La verve n'a peut-être jamais été plus dépouillée. Également metteur en scène (parmi ses nombreux titres), Don Winslow est un auteur visuel. Les descriptions s'en tiendront à quelques lignes, jamais plus d'un paragraphe. Quand on a les bons mots, pas besoin d'en rajouter. Il faut reconnaître que le romancier les trouve plus souvent qu'à son tour. Nous avons d'un côté la mafia Irlandaise, de l'autre la pègre italienne, une paix durable malgré les relents racistes (hérités du passé migratoire), jusqu'à ce qu'une femme se retrouve entre les deux camps. Vous voyez la suite ? N'en soyez pas si sûrs. La Cité en flammes affiche ses influences (*L'Iliade*en tête, suivie de L'Énéide) comme un piège tendu à son lecteur. Ça n'a rien d'une posture hautaine pour rappeler qui mène la danse, plutôt un rappel que l'odyssée de Danny Ryan n'en est qu'au début. Comme toujours, Winslow ne temporise pas, il file à l'essentiel (du moins, le pense-t-on). Mais un évènement amène à d'autres, le choix des armes sera varié et les caractères dicteront les rebondissements. Beaucoup de personnages ? Une dizaine, mais tous sont parfaitement dessinés. Certains sont nobles, d'autres odieux, certains rassurent, d'autres inquiètent. Aucun risque de se mélanger les pinceaux, même quand l'intrigue s'emballe dans un dernier acte angoissant et funèbre.
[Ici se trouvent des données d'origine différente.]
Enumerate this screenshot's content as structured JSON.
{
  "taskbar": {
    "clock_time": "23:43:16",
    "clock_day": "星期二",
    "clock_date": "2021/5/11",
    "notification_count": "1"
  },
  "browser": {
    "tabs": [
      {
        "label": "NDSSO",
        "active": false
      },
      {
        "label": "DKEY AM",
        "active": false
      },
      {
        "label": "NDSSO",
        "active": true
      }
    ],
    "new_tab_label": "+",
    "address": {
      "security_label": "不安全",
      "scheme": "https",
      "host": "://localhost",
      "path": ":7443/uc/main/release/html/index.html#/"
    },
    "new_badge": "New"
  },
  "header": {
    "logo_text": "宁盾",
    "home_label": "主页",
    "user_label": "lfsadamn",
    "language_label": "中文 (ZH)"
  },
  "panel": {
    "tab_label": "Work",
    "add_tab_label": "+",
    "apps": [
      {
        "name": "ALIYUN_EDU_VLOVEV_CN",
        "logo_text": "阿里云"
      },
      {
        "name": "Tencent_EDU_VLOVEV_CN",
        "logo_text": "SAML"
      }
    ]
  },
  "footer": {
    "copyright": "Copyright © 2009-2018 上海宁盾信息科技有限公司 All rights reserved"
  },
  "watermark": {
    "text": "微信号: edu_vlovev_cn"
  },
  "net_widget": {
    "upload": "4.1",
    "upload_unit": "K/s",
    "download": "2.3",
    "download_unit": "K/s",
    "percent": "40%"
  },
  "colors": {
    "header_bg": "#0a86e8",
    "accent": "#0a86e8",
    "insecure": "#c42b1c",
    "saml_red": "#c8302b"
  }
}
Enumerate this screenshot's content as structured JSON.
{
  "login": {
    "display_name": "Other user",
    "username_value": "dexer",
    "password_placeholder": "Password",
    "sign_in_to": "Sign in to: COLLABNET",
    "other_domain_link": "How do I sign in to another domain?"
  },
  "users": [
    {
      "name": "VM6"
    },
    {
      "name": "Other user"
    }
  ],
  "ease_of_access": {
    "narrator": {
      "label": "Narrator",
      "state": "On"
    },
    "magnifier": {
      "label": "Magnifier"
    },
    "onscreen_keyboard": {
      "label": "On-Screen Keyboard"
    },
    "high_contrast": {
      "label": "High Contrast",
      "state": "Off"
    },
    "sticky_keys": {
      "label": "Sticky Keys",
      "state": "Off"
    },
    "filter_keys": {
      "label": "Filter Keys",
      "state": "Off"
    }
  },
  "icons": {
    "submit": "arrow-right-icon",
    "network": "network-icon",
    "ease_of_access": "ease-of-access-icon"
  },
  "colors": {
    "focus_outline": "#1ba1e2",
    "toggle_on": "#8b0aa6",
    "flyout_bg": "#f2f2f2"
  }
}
Chaque volet de la trilogie La Griffe du chien était un accomplissement. Chaque arc trouvait sa conclusion, et on pouvait en rester là. La raison ? La suite n'était pas programmée. Elle s'est juste imposée d'elle-même à deux reprises. Grosse différence avec La Cité en flammes qui a déjà été conçue comme un récit en 3 grands embranchements. Étrangement, la démarche consciente pèse sur l'histoire et empêche même certains personnages de déployer leurs ailes. Pam et Cassie parmi les premières, reléguées à l'arrière-plan alors qu'elles sont essentielles l'une comme l'autre. Il est également surprenant que Don Winslow ne développe pas davantage quelques protagonistes secondaires, Sal ou Jardine. Le premier aurait pu aisément se hisser au rang des névrosés sublimes, tandis que le deuxième est limité à un rôle quasi-spectral là où il avait le potentiel pour s'imposer en tant que figure énigmatique jusqu'au dernier chapitre. Il y a fort à parier que Winslow se réserve pour un deuxième volet plus fourni et complexe. C'est tout de même dommage, car le sentiment d'inachevé persiste sans ôter la grande qualité de cette fresque en devenir.
P.S : Le roman est agrémenté d'une sorte de teasing, en proposant les deux premiers chapitres du 2nd opus. Personnellement, je n'adhère pas à cette démarche, ni au cinéma ni en littérature. Une sorte de glissement de terrain vers l'entreprise commerciale, opportun mais parfaitement inutile. J'ai donc choisi de ne pas lire ces deux petits morceaux.